= William Mignon =

West Indian cricketer

William Henry Mignon (1874 in Lewisham, London – 30 November 1965 in the West Indies) was a West Indian cricketer who toured with the first West Indian touring side to England in 1900. He was the son of Edward Adolphus Seymour Mignon and Margaret Bridget (née Campbell).

Born in England he emigrated to Grenada in the West Indies in the 1890s. Being in Grenada his opportunities to play in big cricket matches were limited.

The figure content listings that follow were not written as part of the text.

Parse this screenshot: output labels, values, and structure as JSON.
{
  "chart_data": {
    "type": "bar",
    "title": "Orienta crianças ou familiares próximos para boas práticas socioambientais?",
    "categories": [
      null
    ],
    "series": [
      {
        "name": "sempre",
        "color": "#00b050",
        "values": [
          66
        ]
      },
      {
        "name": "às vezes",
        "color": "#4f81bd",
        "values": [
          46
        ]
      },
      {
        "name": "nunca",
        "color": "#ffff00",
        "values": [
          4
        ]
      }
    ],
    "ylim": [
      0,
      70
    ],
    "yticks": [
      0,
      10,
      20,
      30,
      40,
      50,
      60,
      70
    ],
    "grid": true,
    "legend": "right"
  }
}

He was described before the 1900 tour as "The best amateur bowler in the West Indies. He gets on a lot of work both ways, and uses his head a good deal. He generally bowls a medium pace, but he has a very fast ball up his sleeve. As a batsman, often makes runs, and fields well, especially at slip. As hard as nails, and can bowl all day". On the tour he took 30 wickets at an average of just under 30. Besides the two professional bowlers he was the most heavily used but his bowling was regarded as "very disappointing" perhaps because "at the start of the trip he was by no means fit". His batting also proved a disappointment. He took 5–162 against Gloucestershire and eventually took the wicket of Gilbert Jessop after his rapid innings. His best bowling was the 10 wickets he took against Lancashire.

His only first-class appearances were for AB St Hill's combined team which toured Trinidad in 1898-99 and 1900-01.

He had played for Grenada against Lord Hawke's team in 1896-97 where he impressed taking 6-44 for St. George's C.C. against the tourists. He also played for the combined Grenada/St. Vincent team in Grenada against Bennett's side in 1901-02. In the first match against Bennett's team he took 5–70 in the only innings of the English side bowling alongside Richard Ollivierre. In the second match he added 53 for the last wicket with O.C. Arthur, after the combined side had been reduced to 67–9, although they still lost heavily.